14) Parameterization and reuse

Carry out variables (region, provider, thresholds) in'values. '.
General steps (for example, "reduce the weight of the provider," "enable degrade-UX") should be issued in separate runbooks.
Support generators from templates: 'plb new --type = INC --service = payments'.

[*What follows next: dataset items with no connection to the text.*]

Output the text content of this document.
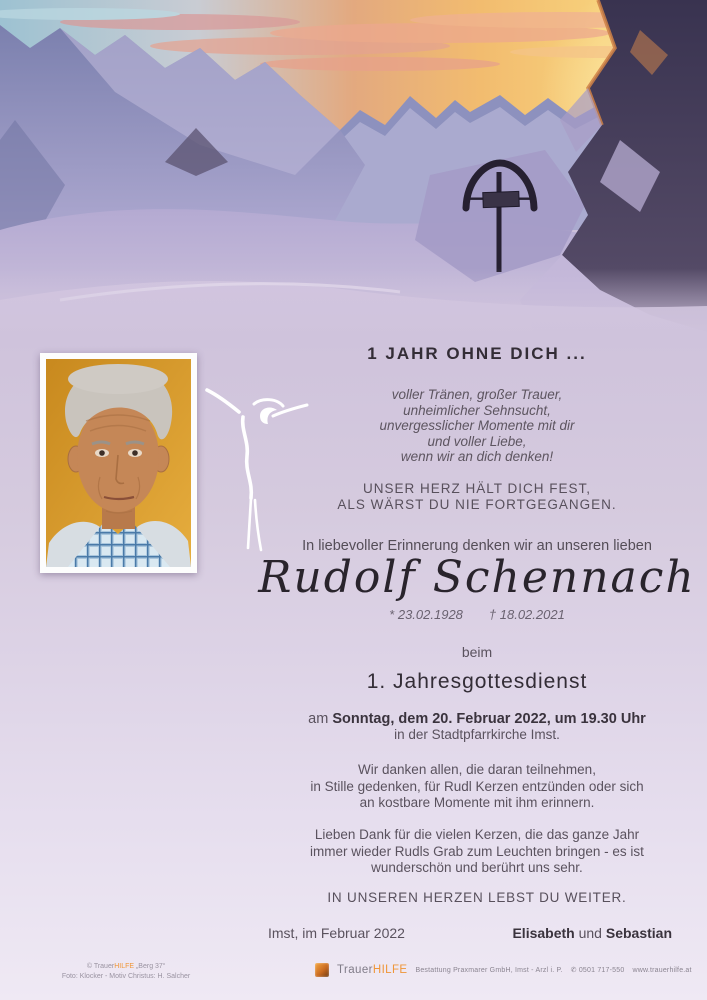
1 JAHR OHNE DICH ...
voller Tränen, großer Trauer,
unheimlicher Sehnsucht,
unvergesslicher Momente mit dir
und voller Liebe,
wenn wir an dich denken!
UNSER HERZ HÄLT DICH FEST,
ALS WÄRST DU NIE FORTGEGANGEN.
In liebevoller Erinnerung denken wir an unseren lieben
Rudolf Schennach
* 23.02.1928 † 18.02.2021
beim
1. Jahresgottesdienst
am Sonntag, dem 20. Februar 2022, um 19.30 Uhr
in der Stadtpfarrkirche Imst.
Wir danken allen, die daran teilnehmen,
in Stille gedenken, für Rudl Kerzen entzünden oder sich
an kostbare Momente mit ihm erinnern.
Lieben Dank für die vielen Kerzen, die das ganze Jahr
immer wieder Rudls Grab zum Leuchten bringen - es ist
wunderschön und berührt uns sehr.
IN UNSEREN HERZEN LEBST DU WEITER.
Imst, im Februar 2022	Elisabeth und Sebastian
© TrauerHILFE „Berg 37“
Foto: Klocker - Motiv Christus: H. Salcher
TrauerHILFE Bestattung Praxmarer GmbH, Imst - Arzl i. P. ✆ 0501 717-550 www.trauerhilfe.at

15) Implementation Roadmap (4-6 weeks)

1. An inventory of Page alerts → map to each basic playbook.
2. Templates: approve YAML/Markdown structure, checklists and linters.
3. Top 5 scenarios (payments/DB/CDN/KYC/cache) → write/roll back to tabletop.
4. Integration: links from alerts, ChatOps commands, evidence-bot.
5. Drill: weekly mini-drill one playbook at a time; AAR→uluchsheniya.
6. Freshness SLAs and Quarterly Reviews; quality metrics report.

16) The bottom line

Playbooks are operational scenarios with forks and railings that translate the chaos of "what to do?!" into a predictable sequence of decisions. When playbooks are standardized, integrated with alerts and regularly trained, the team responds faster, risks are controlled, and the business sees the stability and maturity of exploitation.